A great product to check out is the Hydor Koralia Nano Aquarium Circula.
Algae don’t really taste so good, so you can’t remove them and make use of them. However, there are creatures that actually enjoy the taste of algae. For freshwater, you can add Amano shrimps, Bristlenose pleco, twig catfish, Malaysian trumpet snails, nerite snails, ramshorn snails, and Siamese algae eaters.
For saltwater, you can add blennies, Kole tang, tangs, trochus snails, and emerald crabs.
Introducing an algae-eating species should be the last option you resort to if none of the options mentioned above don’t work for you. The reason why is because some of these animals may not play well with the rest of the fish in your aquarium. Also, they can feed on your fish food and not just brown algae. And lastly, do you even know how to care for such animals?
Yes, it can be done. It might be a little challenging but that doesn’t mean it’s impossible. One of the best methods to get rid of brown algae is to simply immerse your hand in the aquarium and remove it physically.
If you’re not comfortable putting your hand in the aquarium, you can utilize suction to do so. However, if this is the method you’ll resort to, you’ll need to do it fast and often because algae grow very quickly.

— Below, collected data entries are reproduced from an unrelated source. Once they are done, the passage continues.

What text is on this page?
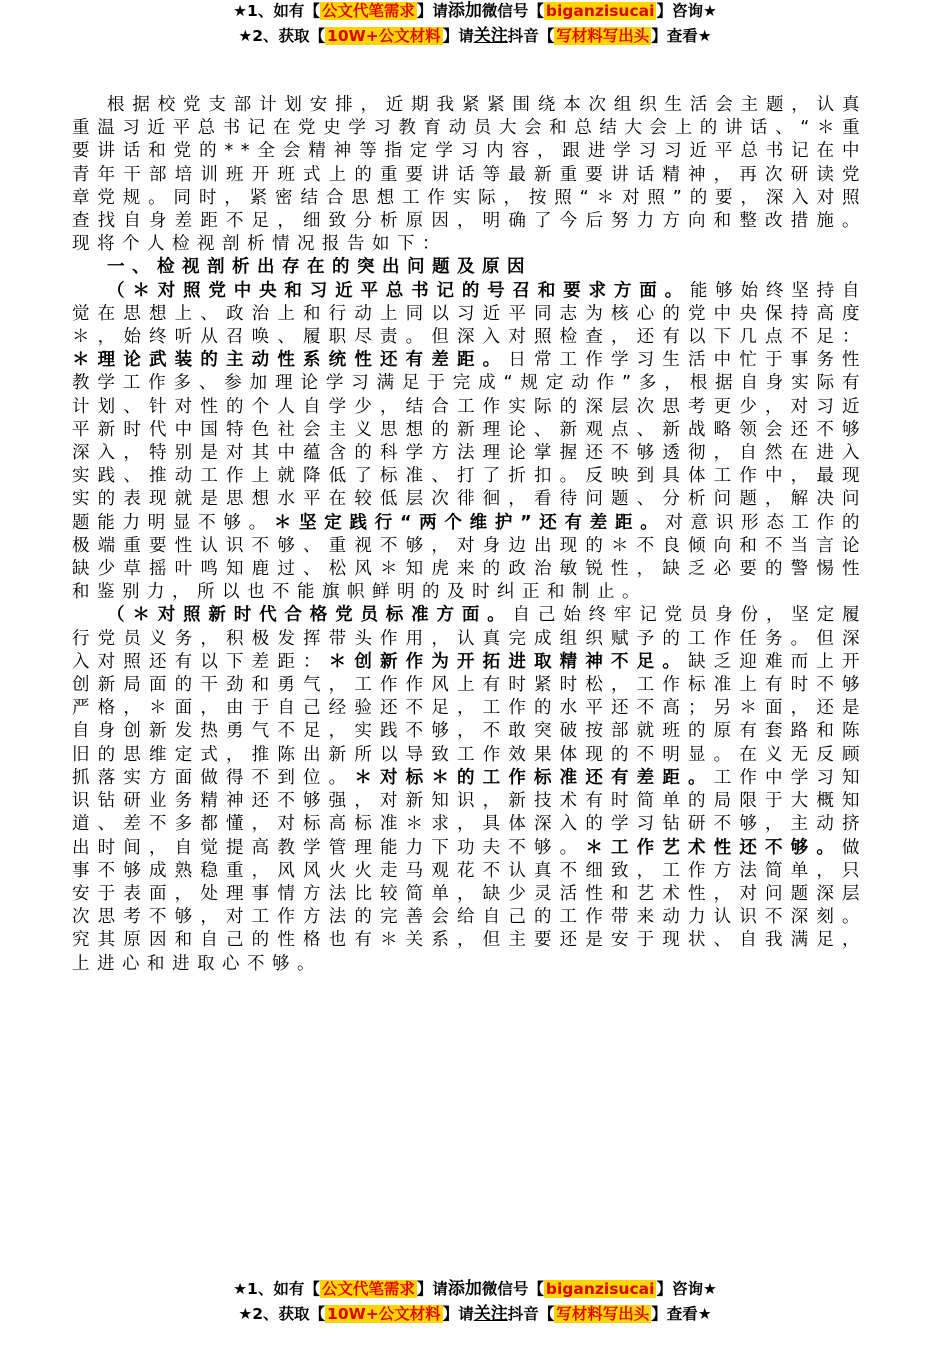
★1、如有【 公文代笔需求 】请添加微信号【 biganzisucai 】咨询★
★2、获取【 10W+公文材料 】请关注抖音【 写材料写出头 】查看★

根据校党支部计划安排，近期我紧紧围绕本次组织生活会主题，认真重温习近平总书记在党史学习教育动员大会和总结大会上的讲话、“＊重要讲话和党的**全会精神等指定学习内容，跟进学习习近平总书记在中青年干部培训班开班式上的重要讲话等最新重要讲话精神，再次研读党章党规。同时，紧密结合思想工作实际，按照“＊对照”的要，深入对照查找自身差距不足，细致分析原因，明确了今后努力方向和整改措施。现将个人检视剖析情况报告如下：

一、检视剖析出存在的突出问题及原因

（＊对照党中央和习近平总书记的号召和要求方面。能够始终坚持自觉在思想上、政治上和行动上同以习近平同志为核心的党中央保持高度＊，始终听从召唤、履职尽责。但深入对照检查，还有以下几点不足：＊理论武装的主动性系统性还有差距。日常工作学习生活中忙于事务性教学工作多、参加理论学习满足于完成“规定动作”多，根据自身实际有计划、针对性的个人自学少，结合工作实际的深层次思考更少，对习近平新时代中国特色社会主义思想的新理论、新观点、新战略领会还不够深入，特别是对其中蕴含的科学方法理论掌握还不够透彻，自然在进入实践、推动工作上就降低了标准、打了折扣。反映到具体工作中，最现实的表现就是思想水平在较低层次徘徊，看待问题、分析问题，解决问题能力明显不够。＊坚定践行“两个维护”还有差距。对意识形态工作的极端重要性认识不够、重视不够，对身边出现的＊不良倾向和不当言论缺少草摇叶鸣知鹿过、松风＊知虎来的政治敏锐性，缺乏必要的警惕性和鉴别力，所以也不能旗帜鲜明的及时纠正和制止。

（＊对照新时代合格党员标准方面。自己始终牢记党员身份，坚定履行党员义务，积极发挥带头作用，认真完成组织赋予的工作任务。但深入对照还有以下差距：＊创新作为开拓进取精神不足。缺乏迎难而上开创新局面的干劲和勇气，工作作风上有时紧时松，工作标准上有时不够严格，＊面，由于自己经验还不足，工作的水平还不高；另＊面，还是自身创新发热勇气不足，实践不够，不敢突破按部就班的原有套路和陈旧的思维定式，推陈出新所以导致工作效果体现的不明显。在义无反顾抓落实方面做得不到位。＊对标＊的工作标准还有差距。工作中学习知识钻研业务精神还不够强，对新知识，新技术有时简单的局限于大概知道、差不多都懂，对标高标准＊求，具体深入的学习钻研不够，主动挤出时间，自觉提高教学管理能力下功夫不够。＊工作艺术性还不够。做事不够成熟稳重，风风火火走马观花不认真不细致，工作方法简单，只安于表面，处理事情方法比较简单，缺少灵活性和艺术性，对问题深层次思考不够，对工作方法的完善会给自己的工作带来动力认识不深刻。究其原因和自己的性格也有＊关系，但主要还是安于现状、自我满足，上进心和进取心不够。

★1、如有【 公文代笔需求 】请添加微信号【 biganzisucai 】咨询★
★2、获取【 10W+公文材料 】请关注抖音【 写材料写出头 】查看★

Like we’ve already mentioned, uneaten food tends to sink to the bottom of the aquarium and mingle with the gravel, releasing massive amounts of phosphate and nitrate into the water.
And as you already know by now, this is bad news because those are two nutrients that diatoms find tasty. In addition, the more you feed your fish the more waste they produce, which means more nitrates and phosphates.
Brown algae are as stubborn as it gets, but we’re certain that implementing one or more of the above-mentioned methods will help you get rid of them completely.
Once you do, you need to make sure that you take all the measures required to prevent them from finding their way into your aquarium again.
Provide proper lighting, avoid silicates completely, lower the percentage of phosphates and nitrates in the water, and ensure good oxygen circulation. This will help prevent these yucky creatures from growing again.